IP5, l'île aux pachydermes est le pénultième long-métrage de Jean-Jacques Beineix (dans une carrière n'en comptant que six et il a réalisé son dernier dix ans plus tard !). Mais ça, c'est à peine si on n'en a profondément rien à faire. Pourquoi ? Parce que le film s'est fait complètement voler la vedette par des circonstances malheureuses. Non seulement, c'est le dernier tour de piste pour Yves Montand, mais en plus, il n'a pas eu la possibilité de l'achever pleinement. Une crise cardiaque en a décidé autrement. Oui, comme son personnage de vieillard qui est prêt à être poussé dans le gouffre de la mort.
Qu'on le veuille ou non, il est impossible de visionner l'ensemble sans y penser tout le temps.
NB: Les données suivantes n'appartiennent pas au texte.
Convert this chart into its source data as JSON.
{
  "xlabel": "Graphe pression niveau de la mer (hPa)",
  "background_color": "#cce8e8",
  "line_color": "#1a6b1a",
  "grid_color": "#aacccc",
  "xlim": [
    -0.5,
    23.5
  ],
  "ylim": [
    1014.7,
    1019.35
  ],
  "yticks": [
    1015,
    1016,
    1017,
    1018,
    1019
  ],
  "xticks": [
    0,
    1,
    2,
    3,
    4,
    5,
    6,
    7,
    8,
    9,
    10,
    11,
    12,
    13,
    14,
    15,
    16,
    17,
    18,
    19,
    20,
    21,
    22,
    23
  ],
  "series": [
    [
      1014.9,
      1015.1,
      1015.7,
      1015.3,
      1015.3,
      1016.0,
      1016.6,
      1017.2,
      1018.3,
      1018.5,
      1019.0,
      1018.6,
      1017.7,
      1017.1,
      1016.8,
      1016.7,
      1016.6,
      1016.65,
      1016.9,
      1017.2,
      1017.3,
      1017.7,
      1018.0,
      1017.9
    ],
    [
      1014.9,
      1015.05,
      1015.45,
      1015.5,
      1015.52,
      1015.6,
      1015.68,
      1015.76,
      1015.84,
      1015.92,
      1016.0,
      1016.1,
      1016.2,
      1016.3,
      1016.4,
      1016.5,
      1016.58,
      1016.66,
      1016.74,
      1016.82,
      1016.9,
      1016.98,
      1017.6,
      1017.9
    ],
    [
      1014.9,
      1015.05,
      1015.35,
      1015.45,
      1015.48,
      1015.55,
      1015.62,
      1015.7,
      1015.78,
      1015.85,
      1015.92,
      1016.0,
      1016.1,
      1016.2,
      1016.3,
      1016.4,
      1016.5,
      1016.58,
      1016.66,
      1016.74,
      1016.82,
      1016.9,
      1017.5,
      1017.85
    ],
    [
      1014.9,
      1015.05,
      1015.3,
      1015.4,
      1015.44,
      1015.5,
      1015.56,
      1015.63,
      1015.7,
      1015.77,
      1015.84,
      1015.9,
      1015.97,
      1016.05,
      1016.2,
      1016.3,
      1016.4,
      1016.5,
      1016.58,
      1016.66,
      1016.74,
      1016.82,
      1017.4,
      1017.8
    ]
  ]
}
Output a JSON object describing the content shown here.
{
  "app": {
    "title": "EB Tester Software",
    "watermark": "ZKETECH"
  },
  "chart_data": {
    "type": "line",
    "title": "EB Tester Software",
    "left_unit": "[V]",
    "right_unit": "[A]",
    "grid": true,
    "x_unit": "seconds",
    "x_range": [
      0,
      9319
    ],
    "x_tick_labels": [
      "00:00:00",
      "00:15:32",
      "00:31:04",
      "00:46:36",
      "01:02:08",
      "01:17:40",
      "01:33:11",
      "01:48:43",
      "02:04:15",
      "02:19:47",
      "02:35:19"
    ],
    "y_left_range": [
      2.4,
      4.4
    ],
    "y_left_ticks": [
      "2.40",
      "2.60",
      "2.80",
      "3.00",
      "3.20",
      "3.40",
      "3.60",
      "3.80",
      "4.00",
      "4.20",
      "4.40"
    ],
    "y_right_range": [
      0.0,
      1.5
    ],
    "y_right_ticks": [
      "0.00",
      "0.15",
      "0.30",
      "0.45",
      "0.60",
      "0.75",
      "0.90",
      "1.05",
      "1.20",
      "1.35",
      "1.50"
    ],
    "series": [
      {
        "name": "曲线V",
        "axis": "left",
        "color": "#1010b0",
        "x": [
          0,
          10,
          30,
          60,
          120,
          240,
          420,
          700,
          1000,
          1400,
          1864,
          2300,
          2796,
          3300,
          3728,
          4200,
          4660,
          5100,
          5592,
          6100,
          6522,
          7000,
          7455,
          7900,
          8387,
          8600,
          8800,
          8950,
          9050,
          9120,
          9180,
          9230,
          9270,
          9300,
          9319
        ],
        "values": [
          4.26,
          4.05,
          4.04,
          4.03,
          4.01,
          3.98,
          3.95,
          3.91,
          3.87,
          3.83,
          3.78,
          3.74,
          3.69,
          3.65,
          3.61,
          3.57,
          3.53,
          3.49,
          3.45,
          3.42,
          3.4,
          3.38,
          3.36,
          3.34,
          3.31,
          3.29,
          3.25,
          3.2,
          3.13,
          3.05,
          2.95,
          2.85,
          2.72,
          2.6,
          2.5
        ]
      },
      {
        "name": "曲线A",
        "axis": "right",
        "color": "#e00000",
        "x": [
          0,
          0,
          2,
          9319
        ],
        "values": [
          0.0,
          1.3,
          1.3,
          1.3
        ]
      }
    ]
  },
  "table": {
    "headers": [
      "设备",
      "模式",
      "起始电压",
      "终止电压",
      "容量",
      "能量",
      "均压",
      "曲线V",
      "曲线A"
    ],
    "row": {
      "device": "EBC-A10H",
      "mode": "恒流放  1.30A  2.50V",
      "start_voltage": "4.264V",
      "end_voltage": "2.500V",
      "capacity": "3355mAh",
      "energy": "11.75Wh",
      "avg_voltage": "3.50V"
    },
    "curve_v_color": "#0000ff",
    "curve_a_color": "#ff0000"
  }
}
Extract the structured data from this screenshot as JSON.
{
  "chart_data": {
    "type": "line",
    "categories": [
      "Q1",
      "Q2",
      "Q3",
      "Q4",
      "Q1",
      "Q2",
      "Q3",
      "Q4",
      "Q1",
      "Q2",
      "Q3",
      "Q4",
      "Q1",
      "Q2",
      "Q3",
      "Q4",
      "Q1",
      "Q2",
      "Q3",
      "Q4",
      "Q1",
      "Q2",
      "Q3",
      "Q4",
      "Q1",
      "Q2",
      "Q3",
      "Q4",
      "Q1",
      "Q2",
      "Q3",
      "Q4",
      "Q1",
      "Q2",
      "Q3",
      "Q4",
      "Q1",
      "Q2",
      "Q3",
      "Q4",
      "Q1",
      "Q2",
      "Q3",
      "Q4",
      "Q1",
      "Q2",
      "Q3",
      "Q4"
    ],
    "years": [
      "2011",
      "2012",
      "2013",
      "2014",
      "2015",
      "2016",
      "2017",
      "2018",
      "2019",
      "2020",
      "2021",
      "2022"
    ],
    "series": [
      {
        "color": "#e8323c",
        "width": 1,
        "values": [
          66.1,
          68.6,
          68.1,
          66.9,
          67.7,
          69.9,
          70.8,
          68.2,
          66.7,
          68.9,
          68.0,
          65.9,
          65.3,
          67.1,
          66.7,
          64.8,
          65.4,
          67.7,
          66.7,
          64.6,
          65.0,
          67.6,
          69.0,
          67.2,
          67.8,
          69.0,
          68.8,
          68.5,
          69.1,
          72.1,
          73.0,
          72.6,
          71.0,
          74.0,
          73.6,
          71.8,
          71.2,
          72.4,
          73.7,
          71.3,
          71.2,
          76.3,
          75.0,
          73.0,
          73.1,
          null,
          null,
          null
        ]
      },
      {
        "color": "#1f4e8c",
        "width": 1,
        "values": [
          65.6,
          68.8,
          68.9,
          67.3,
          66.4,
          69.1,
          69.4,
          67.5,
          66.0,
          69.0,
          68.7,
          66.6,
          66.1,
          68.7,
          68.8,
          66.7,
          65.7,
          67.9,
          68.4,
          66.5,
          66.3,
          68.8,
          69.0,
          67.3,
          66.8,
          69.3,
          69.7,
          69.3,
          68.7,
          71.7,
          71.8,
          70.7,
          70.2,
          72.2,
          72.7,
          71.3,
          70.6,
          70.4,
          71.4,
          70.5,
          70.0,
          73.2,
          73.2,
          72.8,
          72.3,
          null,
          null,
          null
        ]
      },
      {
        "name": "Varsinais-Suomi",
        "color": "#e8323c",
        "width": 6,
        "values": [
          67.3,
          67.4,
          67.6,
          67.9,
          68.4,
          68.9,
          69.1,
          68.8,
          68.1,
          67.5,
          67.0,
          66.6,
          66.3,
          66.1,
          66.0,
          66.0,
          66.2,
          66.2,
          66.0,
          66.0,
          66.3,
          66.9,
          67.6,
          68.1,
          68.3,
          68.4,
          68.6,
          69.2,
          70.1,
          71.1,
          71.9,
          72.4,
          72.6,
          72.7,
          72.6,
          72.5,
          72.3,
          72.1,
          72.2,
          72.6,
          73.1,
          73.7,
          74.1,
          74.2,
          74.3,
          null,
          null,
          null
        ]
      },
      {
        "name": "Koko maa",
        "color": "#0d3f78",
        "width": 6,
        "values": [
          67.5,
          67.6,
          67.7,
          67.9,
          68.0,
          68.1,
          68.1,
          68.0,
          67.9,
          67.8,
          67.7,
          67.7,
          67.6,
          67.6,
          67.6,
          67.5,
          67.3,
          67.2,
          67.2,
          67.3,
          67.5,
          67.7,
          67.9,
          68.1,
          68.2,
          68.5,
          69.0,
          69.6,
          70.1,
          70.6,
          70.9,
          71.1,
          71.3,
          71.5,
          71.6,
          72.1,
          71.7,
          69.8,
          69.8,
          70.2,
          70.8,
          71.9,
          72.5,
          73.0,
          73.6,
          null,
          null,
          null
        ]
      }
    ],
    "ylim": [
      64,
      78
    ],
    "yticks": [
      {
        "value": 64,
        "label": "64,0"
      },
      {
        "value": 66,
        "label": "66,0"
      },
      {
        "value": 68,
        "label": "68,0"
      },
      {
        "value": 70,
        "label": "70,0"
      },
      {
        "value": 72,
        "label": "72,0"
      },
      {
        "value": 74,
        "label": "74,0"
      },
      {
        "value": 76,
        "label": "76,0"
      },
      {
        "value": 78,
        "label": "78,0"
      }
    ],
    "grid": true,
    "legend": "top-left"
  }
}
Le destin a tout fait pour imprégner le tout du décès de la star, y compris certainement dans un final semblant précipité,
notamment un gros trou entre la fuite de l’hôpital et la suite, donnant l'impression qu'un gosse qui aide un vieil homme mourant à s'évader de ce type d'établissement est la chose la plus facile à entreprendre et à exécuter au monde.
Il y a tout le catalogue des défauts habituels du cinéaste. Un aspect kitsch parfois immonde (mention spéciale à la séquence d'ouverture avec le tag et le rap crée entièrement par la bouche, le premier pique les yeux, le second les oreilles !), un scénario faible qui peine à créer de véritables raisons d'être dans les relations entre les trois protagonistes, à leur donner une dynamique coulant de source du début jusqu'à la fin, s'engouffrant trop dans le répétitif, tout en s'avançant maladroitement par à-coups forcés au lieu d'approfondir petit à petit, progressivement. Mais le pire du pire, c'est incontestablement la direction d'acteurs.
Cela n'a jamais été le fort du réalisateur (ô euphémisme !). Olivier Martinez (on ne se pose même plus la question après de pourquoi son nom a été par la suite plus imprimé dans les pages people que dans celles de revues sur le septième art !) et Sekkou Sall ont un jeu atroce, d'une absence de naturel confondante. En ce qui concerne Sall, on peut encore lui trouver comme excuse qu'il est censé incarner un gamin de la banlieue, mais que ses dialogues ont été visiblement écrits par un adulte qui n'y a jamais posé un orteil. Des seconds rôles caricaturaux et en faisant des tonnes ne relèvent pas du tout le niveau.
Cependant, il y a Yves Montand. Et ce Monsieur était un artiste incroyable. En conséquence, son immense talent a dû combler naturellement les grosses insuffisances de Beineix. Les seules scènes convaincantes sont celles dans lesquelles il apparaît. Il est crédible en homme âgé étrange aux dons surnaturels, errant sur les routes. Il est à tel point excellent qu'il parvient même à rendre moins mauvais ses deux jeunes partenaires quand ils sont à son contact.
Au crédit du metteur en scène, seules quelques images des paysages naturels, servant de cadres, sont à sauver. Reste que c'est un film avec Yves Montand. C'est lui qui lui donne tout son intérêt, bien involontairement tout son contexte, volontairement tout son brillant. Ce sont les adieux hantés et bouleversants d'un monstre sacré.